There, he was perhaps the brashest driver that used his front bumper the most. As Fox Sports’ Mike Joy put it, “Ty Dillon has hit everything but the lottery today!”
If that quip weren’t unflattering enough, making matters worse for Dillon was his disqualification in the Clash's last-chance qualifying race after jumping the final restart.
A rough start to the season meant Dillon had something to prove in his return to full-time Cup action on Sunday.
Talk about a familiar story for a driver who has long been served a cold dish of nepotistic remarks, being that he is the grandson of legendary car owner Richard Childress.

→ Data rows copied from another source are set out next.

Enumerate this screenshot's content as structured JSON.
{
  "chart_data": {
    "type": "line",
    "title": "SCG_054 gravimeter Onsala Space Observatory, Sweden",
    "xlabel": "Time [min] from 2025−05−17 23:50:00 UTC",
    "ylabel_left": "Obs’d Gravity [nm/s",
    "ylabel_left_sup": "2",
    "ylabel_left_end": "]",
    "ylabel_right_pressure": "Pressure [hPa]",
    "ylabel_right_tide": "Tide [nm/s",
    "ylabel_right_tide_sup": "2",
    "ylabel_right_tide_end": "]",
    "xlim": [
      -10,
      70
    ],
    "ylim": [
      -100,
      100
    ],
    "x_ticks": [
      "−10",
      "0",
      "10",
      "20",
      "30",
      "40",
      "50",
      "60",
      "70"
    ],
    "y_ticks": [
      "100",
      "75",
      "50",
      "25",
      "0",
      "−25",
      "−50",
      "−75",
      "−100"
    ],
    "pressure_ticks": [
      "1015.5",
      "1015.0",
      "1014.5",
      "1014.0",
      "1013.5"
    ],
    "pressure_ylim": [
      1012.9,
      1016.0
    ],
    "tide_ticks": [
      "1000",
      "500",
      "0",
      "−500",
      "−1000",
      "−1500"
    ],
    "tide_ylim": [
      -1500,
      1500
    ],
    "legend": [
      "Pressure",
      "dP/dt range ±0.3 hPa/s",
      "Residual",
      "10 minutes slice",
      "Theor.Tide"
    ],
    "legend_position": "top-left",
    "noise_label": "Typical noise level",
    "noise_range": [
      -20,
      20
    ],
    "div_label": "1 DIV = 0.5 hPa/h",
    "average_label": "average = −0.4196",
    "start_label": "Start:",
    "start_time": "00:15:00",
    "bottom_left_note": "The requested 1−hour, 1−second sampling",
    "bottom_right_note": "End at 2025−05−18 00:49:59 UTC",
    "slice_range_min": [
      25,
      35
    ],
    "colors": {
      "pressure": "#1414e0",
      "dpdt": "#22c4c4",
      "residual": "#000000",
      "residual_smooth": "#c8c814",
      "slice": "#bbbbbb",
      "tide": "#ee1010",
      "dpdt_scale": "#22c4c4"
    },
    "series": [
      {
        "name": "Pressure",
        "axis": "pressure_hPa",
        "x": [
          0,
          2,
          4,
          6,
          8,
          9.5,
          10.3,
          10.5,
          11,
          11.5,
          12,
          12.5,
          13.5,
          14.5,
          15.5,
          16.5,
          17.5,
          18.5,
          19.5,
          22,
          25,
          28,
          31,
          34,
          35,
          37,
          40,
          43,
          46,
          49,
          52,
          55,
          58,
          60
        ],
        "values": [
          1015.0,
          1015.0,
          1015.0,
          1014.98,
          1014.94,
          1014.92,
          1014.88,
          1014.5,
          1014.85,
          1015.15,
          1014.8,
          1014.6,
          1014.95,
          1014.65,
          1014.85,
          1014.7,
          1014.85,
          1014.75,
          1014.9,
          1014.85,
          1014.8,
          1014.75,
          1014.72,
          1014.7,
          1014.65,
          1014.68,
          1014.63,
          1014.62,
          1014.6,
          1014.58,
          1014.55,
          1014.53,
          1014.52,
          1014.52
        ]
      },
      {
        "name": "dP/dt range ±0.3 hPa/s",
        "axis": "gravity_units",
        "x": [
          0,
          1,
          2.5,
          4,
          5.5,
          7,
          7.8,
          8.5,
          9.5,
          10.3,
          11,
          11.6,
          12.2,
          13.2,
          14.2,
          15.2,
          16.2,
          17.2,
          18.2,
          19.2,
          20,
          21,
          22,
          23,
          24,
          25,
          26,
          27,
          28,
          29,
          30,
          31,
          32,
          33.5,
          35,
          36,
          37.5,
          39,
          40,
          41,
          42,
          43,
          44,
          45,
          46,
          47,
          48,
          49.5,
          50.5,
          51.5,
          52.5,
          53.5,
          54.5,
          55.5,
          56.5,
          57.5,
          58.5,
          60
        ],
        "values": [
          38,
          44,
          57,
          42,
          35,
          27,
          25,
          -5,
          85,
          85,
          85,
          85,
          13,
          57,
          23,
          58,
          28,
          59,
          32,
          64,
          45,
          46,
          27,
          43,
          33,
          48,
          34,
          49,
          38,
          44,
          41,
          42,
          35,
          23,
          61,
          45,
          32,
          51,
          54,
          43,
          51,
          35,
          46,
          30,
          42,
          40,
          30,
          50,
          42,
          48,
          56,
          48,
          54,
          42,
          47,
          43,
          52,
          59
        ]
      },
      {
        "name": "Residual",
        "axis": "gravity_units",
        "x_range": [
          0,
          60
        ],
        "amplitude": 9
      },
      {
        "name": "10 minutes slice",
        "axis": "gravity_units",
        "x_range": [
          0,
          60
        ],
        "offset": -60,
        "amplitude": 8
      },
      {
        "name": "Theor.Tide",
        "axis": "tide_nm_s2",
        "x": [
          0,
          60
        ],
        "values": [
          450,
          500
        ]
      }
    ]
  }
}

Not to be deterred, Dillon was able to survive the usual hectic nature of the day on Sunday, waiting patiently around the back-half of the top-20 for most of the day until finding himself just outside the top-10 in the closing laps.
While he wasn’t able to seal the deal and earn his second Daytona 500 top-10, the 11th place finisher was satisfied with the strong result for he and his new team.
“Our Camaro was fast all day, just a matter of staying out of it and getting the day that we wanted.
“We accomplished our goals today, so it’s a good start to our year.”
Reflecting on the gravity of the day – amid all the uncertainty of the last two years – Dillon was simply grateful:
“To not even know if this year was going to happen again – be in this race again – to have an awesome team like Petty GMS and get our foot started in the right direction … I’m so happy.”
Dillon will look to build upon a positive first race during NASCAR’s “West Coast Swing,” beginning at Auto Club Speedway in Fontana, California, this Sunday.